Sorour Darabi, le corps pluriel
Sorour Darabi est chorégraphe. C’est dans la ville de Shiraz, en Iran, que l’artiste a commencé son parcours par la musique, avant de découvrir son intérêt pour la danse lors d’un atelier avec Mohamad Abbasi, initiateur d’un groupe de danse underground devenu « Invisible Center of Contemporary Dance ». À son arrivée en France en 2013, l’artiste suit le programme Exerce au Centre chorégraphique national de Montpellier-Languedoc Roussillon, sous la direction de Mathilde Monnier et Christian Rizzo. Son travail interroge le rapport entre le corps, le temps et le concept de contemporanéité à travers l’attention portée à son propre corps. Avec Farci.e, créée en 2016, Sorour Darabi questionne la langue française, qui assigne un genre aux mots (au contraire de sa langue maternelle, le farsi) et comment un discours sur l’identité et le genre peut être produit suite à ce constat. Sa pièce Savušun créée en 2018 est « une ode à la vulnérabilité, à l’affection, aux êtres affectés. (…). La souffrance, le chagrin et la peur vécus par les corps minorisés sont transformés par le recours au jeu, à l’adresse et à une gestuelle hybride entre grotesque et grâce. » Elle est présentée dans le cadre de l'édition 2020 du festival MOVE.
Savušun est votre deuxième création, et combine diverses influences (rituels commémoratifs chiites, chant traditionnel, chansons pop mélancoliques de Lana del Rey, pratiques qui évoquent le SM etc). Comment tous ces différents éléments se mélangent-ils dans le spectacle ?
Sorour Darabi — Mon rapport au monde se passe avant toute chose au travers de mon corps. Il est à la fois le récepteur et l’instrument pour recevoir et traduire. Je vis la scène. On pourrait dire que ma technique de danse est une technique à la fois très puissante et vulnérabilisante. J’ai grandi dans un contexte où danser était considéré comme allant à l’encontre de la politique exercée, et donc interdit. En l’absence de formation et de système éducatif, il a fallu débuter mon parcours de manière clandestine, en autodidacte. Savušun est une traversée des émotions. L’idée m’est apparue en ayant besoin de faire un deuil, il me fallait créer des rituels pour célébrer les catastrophes qui nous bouleversent tous les jours. Je crois que l’homme contemporain ne survit pas sans savoir faire le deuil. Je travaille beaucoup à l'intuition. La diversité des éléments que l’on trouve dans la pièce est liée à une histoire de traduction.
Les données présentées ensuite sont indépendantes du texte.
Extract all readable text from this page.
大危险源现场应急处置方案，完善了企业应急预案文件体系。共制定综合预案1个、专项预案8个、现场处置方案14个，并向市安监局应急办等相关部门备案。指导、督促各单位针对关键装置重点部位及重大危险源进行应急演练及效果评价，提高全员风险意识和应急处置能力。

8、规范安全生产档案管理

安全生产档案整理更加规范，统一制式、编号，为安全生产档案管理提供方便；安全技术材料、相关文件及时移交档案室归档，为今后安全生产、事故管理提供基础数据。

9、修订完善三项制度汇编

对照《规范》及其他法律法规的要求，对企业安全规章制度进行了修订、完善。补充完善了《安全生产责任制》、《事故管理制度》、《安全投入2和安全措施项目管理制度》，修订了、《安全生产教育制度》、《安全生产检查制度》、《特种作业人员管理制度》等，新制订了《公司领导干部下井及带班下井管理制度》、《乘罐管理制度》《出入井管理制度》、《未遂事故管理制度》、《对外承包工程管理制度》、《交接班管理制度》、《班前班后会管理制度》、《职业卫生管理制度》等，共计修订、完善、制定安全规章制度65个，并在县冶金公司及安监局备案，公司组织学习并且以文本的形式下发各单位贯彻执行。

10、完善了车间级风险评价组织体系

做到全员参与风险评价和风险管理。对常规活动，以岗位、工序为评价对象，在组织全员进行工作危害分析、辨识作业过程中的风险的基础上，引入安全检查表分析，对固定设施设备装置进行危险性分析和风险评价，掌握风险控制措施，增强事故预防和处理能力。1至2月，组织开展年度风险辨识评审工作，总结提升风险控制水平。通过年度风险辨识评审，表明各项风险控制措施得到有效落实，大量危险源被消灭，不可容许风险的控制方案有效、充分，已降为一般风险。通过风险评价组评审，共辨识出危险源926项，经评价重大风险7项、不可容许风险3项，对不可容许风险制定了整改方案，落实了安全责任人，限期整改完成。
Mon rapport au monde se passe avant toute chose au travers de mon corps. Il est à la fois le récepteur et l’instrument pour recevoir et traduire. Je vis la scène.
Sorour Darabi
Pour revenir à la question, les rituels mêmes dont je me suis inspiré sont composés de différents éléments : théâtre, mouvement, chant etc. Mon champ d’expérimentation ne se limite pas à la danse, j’aime composer en profitant des différents médiums et des différents éléments. Pour la dramaturgie, j’ai collaboré avec Pauline L. Boulba qui m’a énormément aidé à combiner ces différents éléments entre eux. L’aspect SM est à l’origine un certain rituel en particulier, bien sûr que la manière dont cela résonne dans Savušun est une forme de réappropriation très différente de celle de son origine.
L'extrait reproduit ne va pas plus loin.